Nesse cenário, o município de São Paulo criou a partir de 2006 o CPOM – Cadastro de Prestadores de Outros Municípios, e o CENE – Cadastro de Empresas Não Estabelecidas, como é chamado em outros municípios, com o propósito de combater a sonegação, prevendo que empresas de outros municípios façam um cadastro prévio e comprovem por meio de um rol probatório, como contas telefônicas, IPTU, entre outras, que possuem o estabelecimento extramunicipal.
Já em hipótese contrária, ou seja, quando a empresa não está cadastrada na referida plataforma, ou não consegue comprovar a sua localidade, o tomador do serviço, isto é, o seu cliente, é compelido a fazer a retenção do ISS. Hipótese ainda em que a referida empresa fica suscetível de ser cobrada no domicílio onde supostamente está instalada. Em outras palavras, paga-se duas vezes o mesmo imposto.
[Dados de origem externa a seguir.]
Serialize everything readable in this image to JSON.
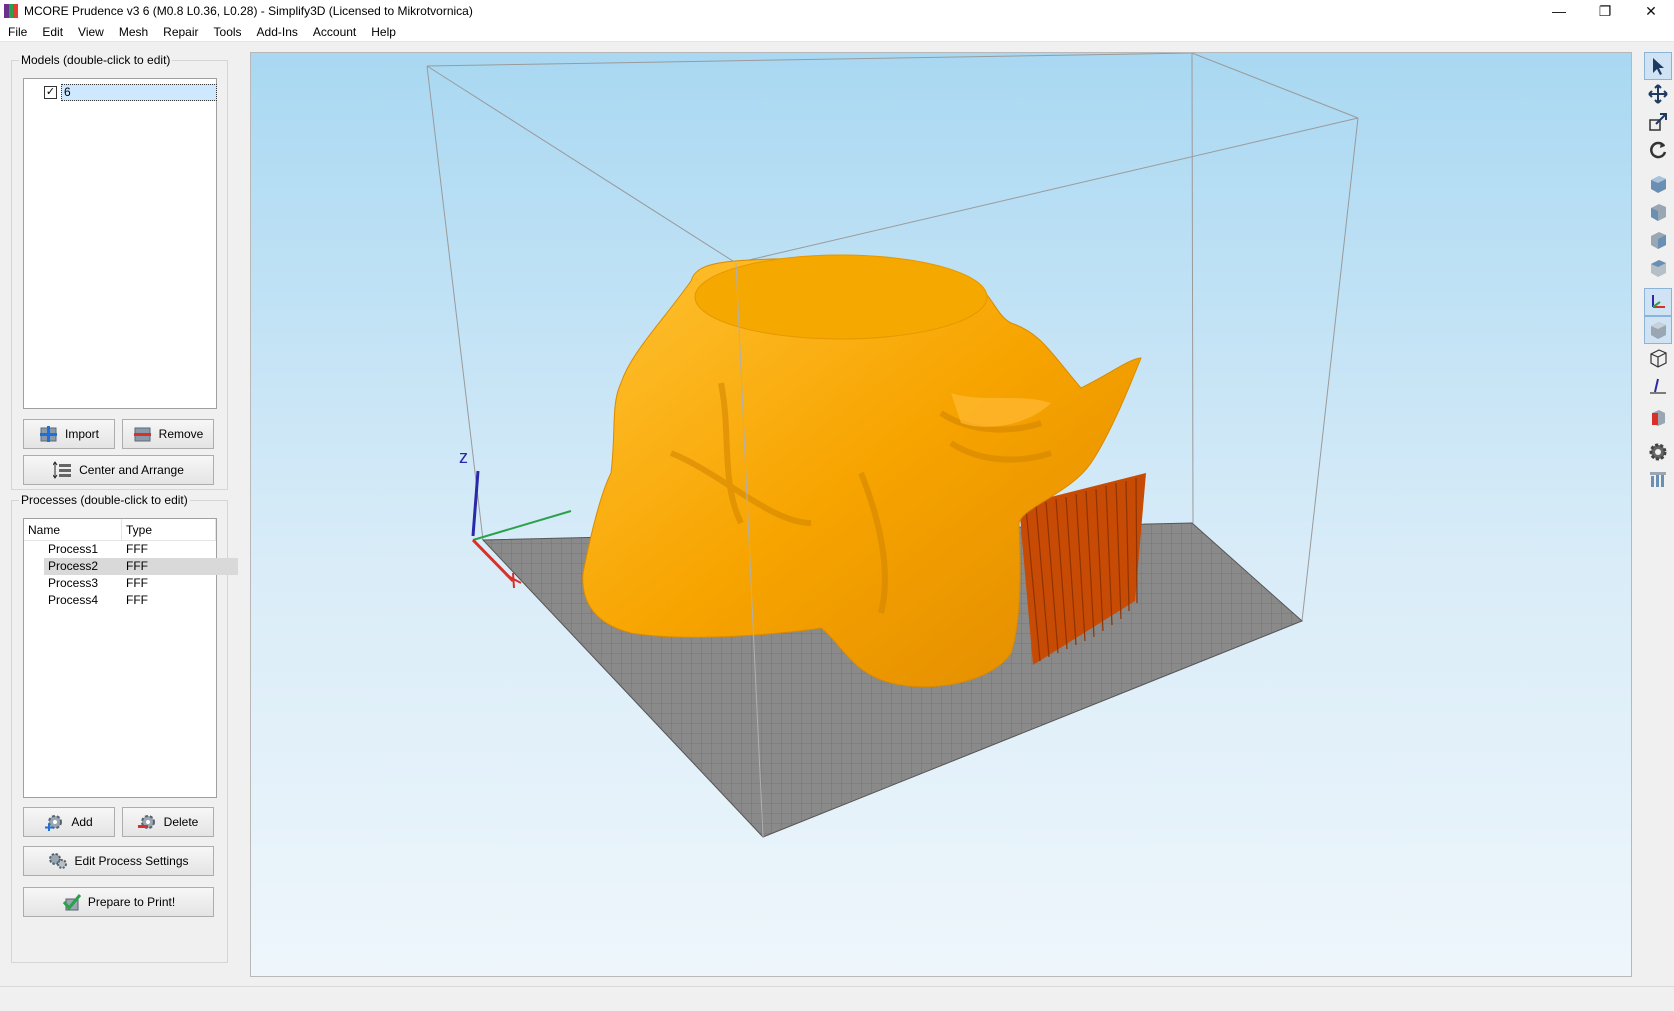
{
  "window": {
    "title": "MCORE Prudence v3 6 (M0.8 L0.36, L0.28) - Simplify3D (Licensed to Mikrotvornica)",
    "minimize_glyph": "—",
    "restore_glyph": "❐",
    "close_glyph": "✕"
  },
  "menu": {
    "items": [
      "File",
      "Edit",
      "View",
      "Mesh",
      "Repair",
      "Tools",
      "Add-Ins",
      "Account",
      "Help"
    ]
  },
  "models": {
    "group_title": "Models (double-click to edit)",
    "items": [
      {
        "label": "6",
        "checked": true
      }
    ],
    "check_glyph": "✓",
    "import_label": "Import",
    "remove_label": "Remove",
    "center_label": "Center and Arrange"
  },
  "processes": {
    "group_title": "Processes (double-click to edit)",
    "columns": [
      "Name",
      "Type"
    ],
    "rows": [
      {
        "name": "Process1",
        "type": "FFF"
      },
      {
        "name": "Process2",
        "type": "FFF"
      },
      {
        "name": "Process3",
        "type": "FFF"
      },
      {
        "name": "Process4",
        "type": "FFF"
      }
    ],
    "selected_row": 1,
    "add_label": "Add",
    "delete_label": "Delete",
    "edit_label": "Edit Process Settings",
    "prepare_label": "Prepare to Print!"
  },
  "viewport": {
    "axis_z_label": "z",
    "model_color": "#f7a400",
    "support_color": "#c74b05",
    "bed_color": "#8a8a8a"
  },
  "toolbar": {
    "tools": [
      "select-icon",
      "move-icon",
      "scale-icon",
      "rotate-icon",
      "view-default-icon",
      "view-front-icon",
      "view-side-icon",
      "view-top-icon",
      "axes-toggle-icon",
      "solid-view-icon",
      "wireframe-view-icon",
      "bed-axes-icon",
      "cross-section-icon",
      "settings-gear-icon",
      "supports-icon"
    ]
  },
  "colors": {
    "accent": "#0078d7",
    "selection": "#cde8ff"
  }
}
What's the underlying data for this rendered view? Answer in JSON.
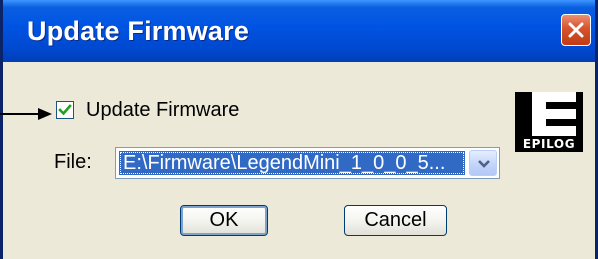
{
  "window": {
    "title": "Update Firmware"
  },
  "update_checkbox": {
    "label": "Update Firmware",
    "checked": true
  },
  "logo": {
    "text": "EPILOG"
  },
  "file": {
    "label": "File:",
    "value": "E:\\Firmware\\LegendMini_1_0_0_5..."
  },
  "buttons": {
    "ok": "OK",
    "cancel": "Cancel"
  },
  "colors": {
    "titlebar": "#0054e3",
    "close_button": "#d6532c",
    "dialog_background": "#ece9d8",
    "selection": "#316ac5"
  },
  "icons": {
    "close": "close-icon",
    "checkmark": "checkmark-icon",
    "dropdown": "chevron-down-icon",
    "annotation_arrow": "arrow-right-icon"
  }
}
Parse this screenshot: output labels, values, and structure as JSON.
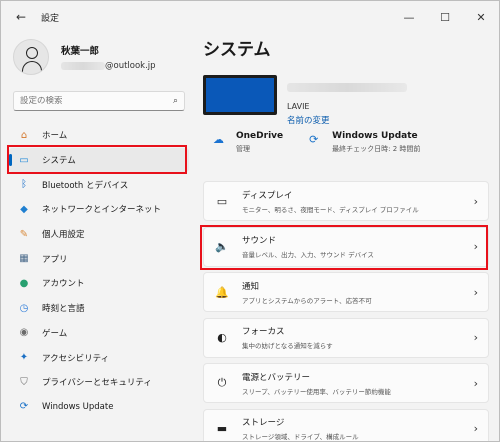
{
  "window": {
    "title": "設定",
    "back": "←",
    "minimize": "—",
    "maximize": "☐",
    "close": "✕"
  },
  "profile": {
    "name": "秋葉一郎",
    "email_domain": "@outlook.jp"
  },
  "search": {
    "placeholder": "設定の検索",
    "icon": "⌕"
  },
  "sidebar": {
    "items": [
      {
        "label": "ホーム",
        "icon": "home-icon",
        "glyph": "⌂",
        "color": "#d4772c"
      },
      {
        "label": "システム",
        "icon": "display-icon",
        "glyph": "▭",
        "color": "#1a86d8"
      },
      {
        "label": "Bluetooth とデバイス",
        "icon": "bluetooth-icon",
        "glyph": "ᛒ",
        "color": "#1a6fc8"
      },
      {
        "label": "ネットワークとインターネット",
        "icon": "wifi-icon",
        "glyph": "◆",
        "color": "#1f7fd0"
      },
      {
        "label": "個人用設定",
        "icon": "brush-icon",
        "glyph": "✎",
        "color": "#d88a3c"
      },
      {
        "label": "アプリ",
        "icon": "apps-icon",
        "glyph": "▦",
        "color": "#4a6a8a"
      },
      {
        "label": "アカウント",
        "icon": "account-icon",
        "glyph": "●",
        "color": "#28a070"
      },
      {
        "label": "時刻と言語",
        "icon": "time-language-icon",
        "glyph": "◷",
        "color": "#2a7ad8"
      },
      {
        "label": "ゲーム",
        "icon": "gamepad-icon",
        "glyph": "◉",
        "color": "#6a6a6a"
      },
      {
        "label": "アクセシビリティ",
        "icon": "accessibility-icon",
        "glyph": "✦",
        "color": "#1b6fc4"
      },
      {
        "label": "プライバシーとセキュリティ",
        "icon": "shield-icon",
        "glyph": "⛉",
        "color": "#6d6d6d"
      },
      {
        "label": "Windows Update",
        "icon": "update-icon",
        "glyph": "⟳",
        "color": "#1a72c8"
      }
    ]
  },
  "main": {
    "title": "システム",
    "device": {
      "model": "LAVIE",
      "rename": "名前の変更"
    },
    "status": [
      {
        "title": "OneDrive",
        "sub": "管理",
        "icon": "onedrive-icon",
        "glyph": "☁",
        "color": "#1b73d1"
      },
      {
        "title": "Windows Update",
        "sub": "最終チェック日時: 2 時間前",
        "icon": "update-icon",
        "glyph": "⟳",
        "color": "#1a72c8"
      }
    ],
    "cards": [
      {
        "title": "ディスプレイ",
        "sub": "モニター、明るさ、夜間モード、ディスプレイ プロファイル",
        "icon": "monitor-icon",
        "glyph": "▭"
      },
      {
        "title": "サウンド",
        "sub": "音量レベル、出力、入力、サウンド デバイス",
        "icon": "speaker-icon",
        "glyph": "🔈"
      },
      {
        "title": "通知",
        "sub": "アプリとシステムからのアラート、応答不可",
        "icon": "bell-icon",
        "glyph": "🔔"
      },
      {
        "title": "フォーカス",
        "sub": "集中の妨げとなる通知を減らす",
        "icon": "focus-icon",
        "glyph": "◐"
      },
      {
        "title": "電源とバッテリー",
        "sub": "スリープ、バッテリー使用率、バッテリー節約機能",
        "icon": "power-icon",
        "glyph": "⏻"
      },
      {
        "title": "ストレージ",
        "sub": "ストレージ領域、ドライブ、構成ルール",
        "icon": "storage-icon",
        "glyph": "▬"
      }
    ],
    "chevron": "›"
  }
}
Diante disso, na tentativa de cercear e por fim na referida penumbra, o Plenário da Câmara dos Deputados aprovou no dia 2 de dezembro de 2019 uma proposta que prevê a transição para que o ISS, a cargo dos municípios, passe a ser pago para a cidade onde os serviços são de fato prestados. Tal regimento vale para serviços de planos de saúde; planos médico-veterinários; administração de fundos, consórcios, cartões de crédito e débito, carteiras de clientes e cheques pré-datados; e serviços de arrendamento mercantil (leasing).
A proposta original prevê uma transição pela qual, até o fim de 2020, 66,5% do ISS desse tipo de serviço deverá ser destinado ao município do local do estabelecimento do prestador do serviço, e 33,5% ao município do domicílio que contratou. Em 2021, 33,5% do ISS ficará com o município do local do estabelecimento do prestador do serviço, e 66,5% com o município do domicílio do tomador dos serviços. Em 2022, 15% ficará com a cidade do prestador do serviço e 85% com o tomador dos serviços. Já a partir de 2023, 100% do ISS ficará com o município do domicílio de quem contratou o serviço.
A proposta acima, apesar de embrionária, necessitará ainda do crivo do Senado e do Presidente da República, mas pode representar um sinal de elucidação de definição legislativa, a fim de obstar a inevitável e certeira enxurrada de ações, possivelmente derradeira no início do prosseguimento da consignação em pagamento do tributo por parte das empresas, até que a questão relativa ao efetivo destino do tributo seja dirimida de uma vez por todas.